Le sénateur Surette : La raison en est qu’il n’y a pas assez de quotas pour tout le monde, et qu’ils finissent donc par abandonner parce qu’ils n’arrivent pas à s’en sortir, n’est-ce pas?

M. Frost : La pêche au hareng était autrefois très prospère et couvrait plusieurs zones, comme je l’ai mentionné, cinq zones contre une ou deux aujourd’hui. Nous avions donc beaucoup plus de possibilités dans ce secteur, une saison beaucoup plus longue et des quotas bien plus importants à pêcher.

Notre pêche au hareng a été dévastée, et l’infrastructure qui l’accompagne ne peut pas être entretenue. Il est essentiellement trop coûteux de pêcher le hareng dans certaines zones et de le transporter vers des zones où il pourrait être débarqué et transformé. Les marges sont trop faibles.
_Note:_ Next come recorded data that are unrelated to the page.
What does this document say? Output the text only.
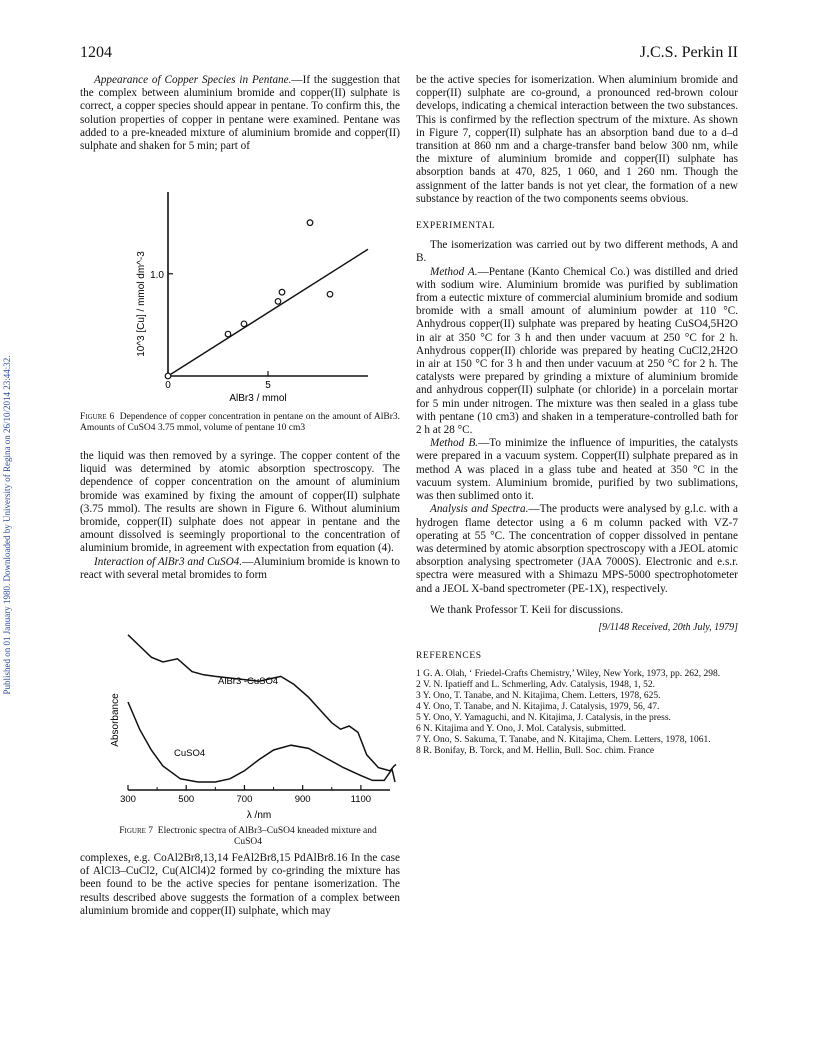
1204	J.C.S. Perkin II
Published on 01 January 1980. Downloaded by University of Regina on 26/10/2014 23:44:32.

Appearance of Copper Species in Pentane.—If the suggestion that the complex between aluminium bromide and copper(II) sulphate is correct, a copper species should appear in pentane. To confirm this, the solution properties of copper in pentane were examined. Pentane was added to a pre-kneaded mixture of aluminium bromide and copper(II) sulphate and shaken for 5 min; part of

0	5
1.0
AlBr3 / mmol
10^3 [Cu] / mmol dm^-3
Figure 6 Dependence of copper concentration in pentane on the amount of AlBr3. Amounts of CuSO4 3.75 mmol, volume of pentane 10 cm3

the liquid was then removed by a syringe. The copper content of the liquid was determined by atomic absorption spectroscopy. The dependence of copper concentration on the amount of aluminium bromide was examined by fixing the amount of copper(II) sulphate (3.75 mmol). The results are shown in Figure 6. Without aluminium bromide, copper(II) sulphate does not appear in pentane and the amount dissolved is seemingly proportional to the concentration of aluminium bromide, in agreement with expectation from equation (4).

Interaction of AlBr3 and CuSO4.—Aluminium bromide is known to react with several metal bromides to form

300	500	700	900	1100
λ /nm
Absorbance
AlBr3 -CuSO4
CuSO4
Figure 7 Electronic spectra of AlBr3–CuSO4 kneaded mixture and CuSO4

complexes, e.g. CoAl2Br8,13,14 FeAl2Br8,15 PdAlBr8.16 In the case of AlCl3–CuCl2, Cu(AlCl4)2 formed by co-grinding the mixture has been found to be the active species for pentane isomerization. The results described above suggests the formation of a complex between aluminium bromide and copper(II) sulphate, which may

be the active species for isomerization. When aluminium bromide and copper(II) sulphate are co-ground, a pronounced red-brown colour develops, indicating a chemical interaction between the two substances. This is confirmed by the reflection spectrum of the mixture. As shown in Figure 7, copper(II) sulphate has an absorption band due to a d–d transition at 860 nm and a charge-transfer band below 300 nm, while the mixture of aluminium bromide and copper(II) sulphate has absorption bands at 470, 825, 1 060, and 1 260 nm. Though the assignment of the latter bands is not yet clear, the formation of a new substance by reaction of the two components seems obvious.

EXPERIMENTAL

The isomerization was carried out by two different methods, A and B.

Method A.—Pentane (Kanto Chemical Co.) was distilled and dried with sodium wire. Aluminium bromide was purified by sublimation from a eutectic mixture of commercial aluminium bromide and sodium bromide with a small amount of aluminium powder at 110 °C. Anhydrous copper(II) sulphate was prepared by heating CuSO4,5H2O in air at 350 °C for 3 h and then under vacuum at 250 °C for 2 h. Anhydrous copper(II) chloride was prepared by heating CuCl2,2H2O in air at 150 °C for 3 h and then under vacuum at 250 °C for 2 h. The catalysts were prepared by grinding a mixture of aluminium bromide and anhydrous copper(II) sulphate (or chloride) in a porcelain mortar for 5 min under nitrogen. The mixture was then sealed in a glass tube with pentane (10 cm3) and shaken in a temperature-controlled bath for 2 h at 28 °C.

Method B.—To minimize the influence of impurities, the catalysts were prepared in a vacuum system. Copper(II) sulphate prepared as in method A was placed in a glass tube and heated at 350 °C in the vacuum system. Aluminium bromide, purified by two sublimations, was then sublimed onto it.

Analysis and Spectra.—The products were analysed by g.l.c. with a hydrogen flame detector using a 6 m column packed with VZ-7 operating at 55 °C. The concentration of copper dissolved in pentane was determined by atomic absorption spectroscopy with a JEOL atomic absorption analysing spectrometer (JAA 7000S). Electronic and e.s.r. spectra were measured with a Shimazu MPS-5000 spectrophotometer and a JEOL X-band spectrometer (PE-1X), respectively.

We thank Professor T. Keii for discussions.

[9/1148 Received, 20th July, 1979]
REFERENCES

1 G. A. Olah, ‘ Friedel-Crafts Chemistry,’ Wiley, New York, 1973, pp. 262, 298.

2 V. N. Ipatieff and L. Schmerling, Adv. Catalysis, 1948, 1, 52.

3 Y. Ono, T. Tanabe, and N. Kitajima, Chem. Letters, 1978, 625.

4 Y. Ono, T. Tanabe, and N. Kitajima, J. Catalysis, 1979, 56, 47.

5 Y. Ono, Y. Yamaguchi, and N. Kitajima, J. Catalysis, in the press.

6 N. Kitajima and Y. Ono, J. Mol. Catalysis, submitted.

7 Y. Ono, S. Sakuma, T. Tanabe, and N. Kitajima, Chem. Letters, 1978, 1061.

8 R. Bonifay, B. Torck, and M. Hellin, Bull. Soc. chim. France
Il y avait autrefois 500 senneurs en Colombie-Britannique, qui pêchaient avec succès de mai à novembre environ. Nous n’en comptons plus qu’une cinquantaine aujourd’hui — pour une saison qui peut débuter en juillet et s’achever dès le 15 septembre, en raison des préoccupations concernant le saumon arc-en-ciel ou peut-être les épaulards résidents du Sud.
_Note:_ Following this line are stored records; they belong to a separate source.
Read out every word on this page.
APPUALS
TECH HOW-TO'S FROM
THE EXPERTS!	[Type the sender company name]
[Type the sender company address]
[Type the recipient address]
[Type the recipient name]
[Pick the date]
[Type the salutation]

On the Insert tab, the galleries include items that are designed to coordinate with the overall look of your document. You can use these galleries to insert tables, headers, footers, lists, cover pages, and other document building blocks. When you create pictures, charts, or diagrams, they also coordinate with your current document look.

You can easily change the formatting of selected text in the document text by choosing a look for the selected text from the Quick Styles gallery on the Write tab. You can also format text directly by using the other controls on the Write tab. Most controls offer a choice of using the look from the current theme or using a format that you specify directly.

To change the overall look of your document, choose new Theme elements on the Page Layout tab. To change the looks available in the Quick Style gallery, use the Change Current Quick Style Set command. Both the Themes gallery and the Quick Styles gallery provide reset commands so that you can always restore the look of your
Le sénateur Surette : Certains témoins ont également évoqué le fait que les propriétaires indépendants doivent acheter des quotas pour s’en sortir, et qu’ils paient jusqu’à 80 %, selon certains témoins, juste pour acheter ces quotas, de sorte que leurs marges ne seront pas très importantes. Est-ce que cela concerne certaines pêches particulières ou est-ce le cas de façon générale?

M. Frost : Non, cela concerne clairement des pêches particulières. Je discutais cette fin de semaine avec un pêcheur avec lequel je travaille depuis de nombreuses années, et nous parlions de la pêche de la panope à laquelle il participe. Je ne sais pas vraiment grand-chose à ce sujet, mais son commentaire était — tout comme vous l’avez indiqué — que les baux peuvent représenter jusqu’à 80 % des recettes brutes versées à un titulaire de permis pour le quota. C’est une pratique commerciale inacceptable, selon moi.
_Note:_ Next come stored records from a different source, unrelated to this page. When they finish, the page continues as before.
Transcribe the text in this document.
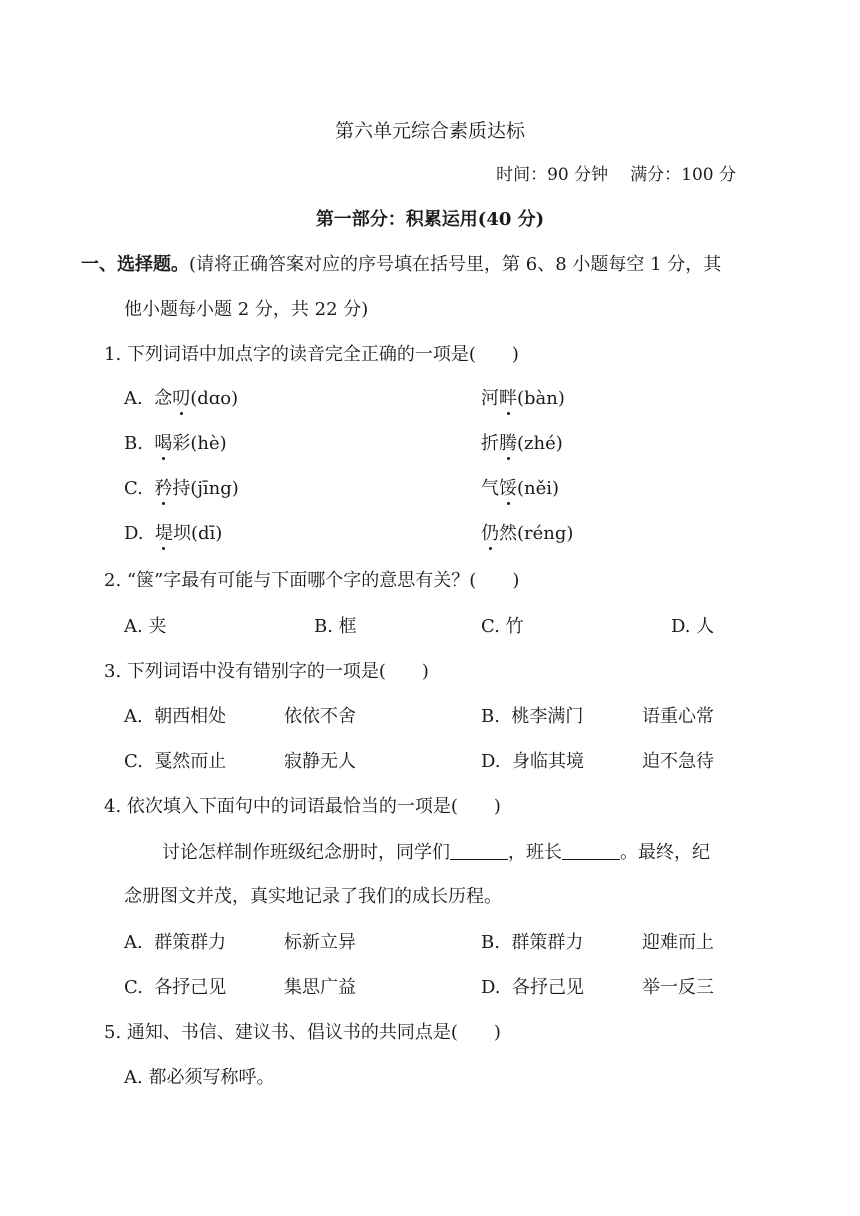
第六单元综合素质达标
时间：90 分钟 满分：100 分
第一部分：积累运用(40 分)
一、选择题。(请将正确答案对应的序号填在括号里，第 6、8 小题每空 1 分，其
他小题每小题 2 分，共 22 分)
1. 下列词语中加点字的读音完全正确的一项是(　　)
A. 念叨(dɑo)	河畔(bàn)
B. 喝彩(hè)	折腾(zhé)
C. 矜持(jīng)	气馁(něi)
D. 堤坝(dī)	仍然(réng)
2. “箧”字最有可能与下面哪个字的意思有关？(　　)
A. 夹	B. 框	C. 竹	D. 人
3. 下列词语中没有错别字的一项是(　　)
A. 朝西相处	依依不舍	B. 桃李满门	语重心常
C. 戛然而止	寂静无人	D. 身临其境	迫不急待
4. 依次填入下面句中的词语最恰当的一项是(　　)
讨论怎样制作班级纪念册时，同学们	，班长	。最终，纪
念册图文并茂，真实地记录了我们的成长历程。
A. 群策群力	标新立异	B. 群策群力	迎难而上
C. 各抒己见	集思广益	D. 各抒己见	举一反三
5. 通知、书信、建议书、倡议书的共同点是(　　)
A. 都必须写称呼。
Le sénateur Surette : Ma toute dernière question, qui va droit au but, est la suivante : pour le Canfisco Group, revenir à un modèle de propriétaires-exploitants n’est tout simplement pas réaliste, n’est-ce pas?

M. Frost : Bien sûr que si.

Le sénateur Surette : C’est réaliste.

M. Frost : Nous voulons acheter du poisson. J’aimerais soutenir les pêcheurs qui le capturent. J’aime travailler avec eux. J’aime leur apporter mon soutien.

Si vous n’aviez pas des gens comme moi, peut-être, et mon personnel, je ne pense pas que vous pourriez aller pêcher. Vous ne feriez que de la paperasse. Les pêcheurs ont donc besoin de beaucoup de soutien pour exploiter de véritables possibilités économiques. Sur la côte atlantique, je suis sûr que c’est la même chose. Ce n’est pas facile de respecter les règles.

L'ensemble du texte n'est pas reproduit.